Interdictions préliminaires dans les affaires de propriété intellectuelle : doit-on préférer la France à l’Allemagne ?
Jusque récemment, les interdictions préliminaires étaient rarement prononcées par les juridictions françaises en cas de contrefaçon. Toutefois, au cours de l’année 2018, le Tribunal de grande instance de Paris a prononcé des injonctions préliminaires dans trois affaires de brevets (Minakem v. Melchior et M2I, Novartis c. Teva, Searle c. Sandoz). Dans l’affaire Novartis v. Teva, le tribunal a également accordé plus de 13 millions d’euros à titre de dommages et intérêts à titre provisionnel. Dans le même temps, les injonctions préliminaires sont de plus en plus difficiles à obtenir en Allemagne. Ce phénomène est d’autant plus intéressant qu’un litige coûte moins cher en France qu’en Allemagne (notamment du fait de l’absence de frais de procédure). Est-il temps de changer les stratégies paneuropéennes dans le cadre de de litiges de propriété intellectuelle ? Peut-être. Mais comparons les systèmes allemand et français d’injonctions préliminaires : conditions (1), procédures (2) et résultats (3).
1° Quelles conditions ?
Dans les deux pays, le demandeur doit démontrer l’existence d’une contrefaçon ou d’une contrefaçon imminente. Cependant, les exigences semblent plus strictes en Allemagne (a) qu’en France (b).
a) En Allemagne
Les tribunaux allemands exigent généralement que la contrefaçon puisse être établie « sans difficulté » ou utilisent une formule similaire, tout aussi restrictive. Pour cette raison, en matière de brevets d’invention, il est peu probable qu’une mesure provisoire soit prononcée si la contrefaçon ne peut être établie que par un témoignage d’expert, ce qui est généralement le cas lorsque seule une contrefaçon par équivalence est alléguée. En règle générale, la violation doit être évidente. Il demeure néanmoins permis (et souvent conseillé) de fournir au tribunal des expertises, afin d’illustrer la contrefaçon et le contexte technique de l’invention.

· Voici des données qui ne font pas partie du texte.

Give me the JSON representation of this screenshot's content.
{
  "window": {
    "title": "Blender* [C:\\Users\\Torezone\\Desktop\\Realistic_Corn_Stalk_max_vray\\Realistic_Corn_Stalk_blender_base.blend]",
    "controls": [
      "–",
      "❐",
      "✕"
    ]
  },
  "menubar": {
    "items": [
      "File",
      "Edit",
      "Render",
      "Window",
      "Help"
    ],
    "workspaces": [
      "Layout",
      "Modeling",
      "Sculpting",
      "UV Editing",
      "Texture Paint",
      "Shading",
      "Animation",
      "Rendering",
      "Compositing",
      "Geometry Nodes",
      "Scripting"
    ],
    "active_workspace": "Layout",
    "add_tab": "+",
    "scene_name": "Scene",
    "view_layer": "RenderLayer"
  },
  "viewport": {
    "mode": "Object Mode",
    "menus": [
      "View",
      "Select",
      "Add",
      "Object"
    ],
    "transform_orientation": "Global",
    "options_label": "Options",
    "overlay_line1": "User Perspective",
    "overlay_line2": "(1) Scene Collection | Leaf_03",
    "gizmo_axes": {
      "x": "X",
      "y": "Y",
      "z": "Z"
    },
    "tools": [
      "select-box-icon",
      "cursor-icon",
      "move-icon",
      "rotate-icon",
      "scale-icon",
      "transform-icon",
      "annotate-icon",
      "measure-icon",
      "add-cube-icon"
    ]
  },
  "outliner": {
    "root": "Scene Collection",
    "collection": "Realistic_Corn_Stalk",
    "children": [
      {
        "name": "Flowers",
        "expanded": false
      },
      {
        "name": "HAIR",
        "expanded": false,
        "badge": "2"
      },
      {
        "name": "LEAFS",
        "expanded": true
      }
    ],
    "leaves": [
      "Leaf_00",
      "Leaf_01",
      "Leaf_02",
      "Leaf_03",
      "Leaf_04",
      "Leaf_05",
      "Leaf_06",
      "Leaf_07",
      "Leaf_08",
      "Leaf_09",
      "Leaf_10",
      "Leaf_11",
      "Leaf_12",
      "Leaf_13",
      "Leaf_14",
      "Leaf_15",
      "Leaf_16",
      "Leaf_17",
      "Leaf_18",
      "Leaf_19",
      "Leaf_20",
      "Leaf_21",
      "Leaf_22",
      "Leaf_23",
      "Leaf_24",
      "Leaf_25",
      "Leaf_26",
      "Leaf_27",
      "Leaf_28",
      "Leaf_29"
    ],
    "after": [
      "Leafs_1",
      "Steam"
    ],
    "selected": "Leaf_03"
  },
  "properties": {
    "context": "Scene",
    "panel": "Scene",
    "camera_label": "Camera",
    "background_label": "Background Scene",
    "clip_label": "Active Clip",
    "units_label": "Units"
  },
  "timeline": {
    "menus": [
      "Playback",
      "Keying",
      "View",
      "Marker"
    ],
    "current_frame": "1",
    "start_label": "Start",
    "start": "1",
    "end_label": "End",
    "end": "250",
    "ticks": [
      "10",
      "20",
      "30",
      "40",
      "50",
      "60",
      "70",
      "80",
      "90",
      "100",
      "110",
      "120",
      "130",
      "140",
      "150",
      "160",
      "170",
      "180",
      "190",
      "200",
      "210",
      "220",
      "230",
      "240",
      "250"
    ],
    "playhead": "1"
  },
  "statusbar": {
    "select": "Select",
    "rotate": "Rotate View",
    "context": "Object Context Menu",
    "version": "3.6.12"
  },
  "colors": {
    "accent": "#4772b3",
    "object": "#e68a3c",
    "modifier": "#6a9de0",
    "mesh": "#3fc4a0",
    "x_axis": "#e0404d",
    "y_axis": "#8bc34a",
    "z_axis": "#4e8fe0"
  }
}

Concernant l’urgence, le demandeur doit démontrer que la question est si urgente pour lui qu’il ne peut attendre le résultat d’une procédure judiciaire classique. Il n’y a pas de délai déterminé, mais un délai d’un mois, par exemple, à compter de la date à laquelle le titulaire du droit a pris connaissance de la contrefaçon, apparaît généralement raisonnable.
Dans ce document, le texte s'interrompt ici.